Не как факт, не как строчку из учебника — их давно не печатают, — а кожей. Плечами, на которых когда-то шелушился загар. Глазами, которые щурились, даже когда я просто выходил за утренней газетой. Помню, как Анна ругала меня за то, что я забываю надеть Эмили панамку, и как пах разогретый асфальт после короткого июльского ливня.
Теперь это звучит как легенда. Дети, рождённые после Смещения, не верят нам.

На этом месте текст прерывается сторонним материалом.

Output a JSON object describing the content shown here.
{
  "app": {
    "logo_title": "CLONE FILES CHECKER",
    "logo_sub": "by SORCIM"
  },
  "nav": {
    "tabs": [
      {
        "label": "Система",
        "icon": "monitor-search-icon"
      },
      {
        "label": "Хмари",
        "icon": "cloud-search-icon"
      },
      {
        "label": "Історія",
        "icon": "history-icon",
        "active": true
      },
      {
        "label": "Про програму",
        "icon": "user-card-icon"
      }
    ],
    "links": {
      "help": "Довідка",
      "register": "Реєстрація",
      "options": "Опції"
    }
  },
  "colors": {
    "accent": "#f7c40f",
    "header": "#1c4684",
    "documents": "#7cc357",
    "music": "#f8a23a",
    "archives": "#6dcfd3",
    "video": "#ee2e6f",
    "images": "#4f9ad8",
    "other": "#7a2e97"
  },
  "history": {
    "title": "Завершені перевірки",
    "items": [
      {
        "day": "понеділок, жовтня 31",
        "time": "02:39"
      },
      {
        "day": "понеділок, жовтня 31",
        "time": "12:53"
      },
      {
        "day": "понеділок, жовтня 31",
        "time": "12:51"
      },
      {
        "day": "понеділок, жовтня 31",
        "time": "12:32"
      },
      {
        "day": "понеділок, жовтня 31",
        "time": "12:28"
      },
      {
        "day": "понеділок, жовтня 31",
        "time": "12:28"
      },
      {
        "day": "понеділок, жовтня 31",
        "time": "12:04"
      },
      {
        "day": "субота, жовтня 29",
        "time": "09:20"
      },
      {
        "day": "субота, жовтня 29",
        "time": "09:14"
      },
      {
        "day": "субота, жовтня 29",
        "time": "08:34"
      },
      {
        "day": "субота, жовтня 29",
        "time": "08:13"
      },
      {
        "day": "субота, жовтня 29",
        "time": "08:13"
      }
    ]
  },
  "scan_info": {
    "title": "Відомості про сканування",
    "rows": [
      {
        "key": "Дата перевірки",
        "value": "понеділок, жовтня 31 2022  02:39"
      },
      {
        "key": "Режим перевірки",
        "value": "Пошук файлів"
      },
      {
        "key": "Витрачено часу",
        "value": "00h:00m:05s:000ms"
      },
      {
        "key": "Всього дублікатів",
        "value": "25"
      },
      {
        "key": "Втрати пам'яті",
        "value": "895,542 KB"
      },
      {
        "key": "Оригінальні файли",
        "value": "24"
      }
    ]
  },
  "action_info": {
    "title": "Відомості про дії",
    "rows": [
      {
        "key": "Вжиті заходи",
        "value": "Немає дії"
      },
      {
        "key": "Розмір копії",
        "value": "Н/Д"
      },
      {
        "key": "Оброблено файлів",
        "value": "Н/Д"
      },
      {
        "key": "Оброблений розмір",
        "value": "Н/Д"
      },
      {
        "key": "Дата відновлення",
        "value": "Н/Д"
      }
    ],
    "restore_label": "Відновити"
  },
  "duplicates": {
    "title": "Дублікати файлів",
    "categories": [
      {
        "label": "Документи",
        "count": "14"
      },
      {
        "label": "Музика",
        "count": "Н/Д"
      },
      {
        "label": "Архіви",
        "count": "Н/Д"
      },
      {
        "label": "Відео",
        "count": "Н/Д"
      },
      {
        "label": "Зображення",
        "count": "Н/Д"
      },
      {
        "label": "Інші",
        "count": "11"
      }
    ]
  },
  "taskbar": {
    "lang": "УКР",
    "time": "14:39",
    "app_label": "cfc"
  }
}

Они слушают, конечно, но в их глазах тот же вежливый взгляд, с каким мы когда-то слушали рассказы о войне от стариков, которым самим едва ли было за сорок. Для них Солнце — это миф. Что-то вроде Атлантиды или Эдема. Место, куда нельзя вернуться, а значит, незачем и помнить.
Но я помню.
Я помню то утро, когда всё случилось. Не было ни взрыва, ни трубящего архангела, ни огненного дождя — ничего из того, что обещали нам священники и режиссёры-катастрофисты. Земля просто... вздрогнула. Едва заметно. Как поезд, который переходит на соседний путь. Анна не проснулась. Эмили перевернулась на другой бок, причмокнула губами во сне. А я стоял у окна с кружкой растворимого кофе и смотрел, как свет медленно, почти неохотно, начинает убывать. Не гаснуть. Именно убывать — словно кто-то прикрывал небесную диафрагму.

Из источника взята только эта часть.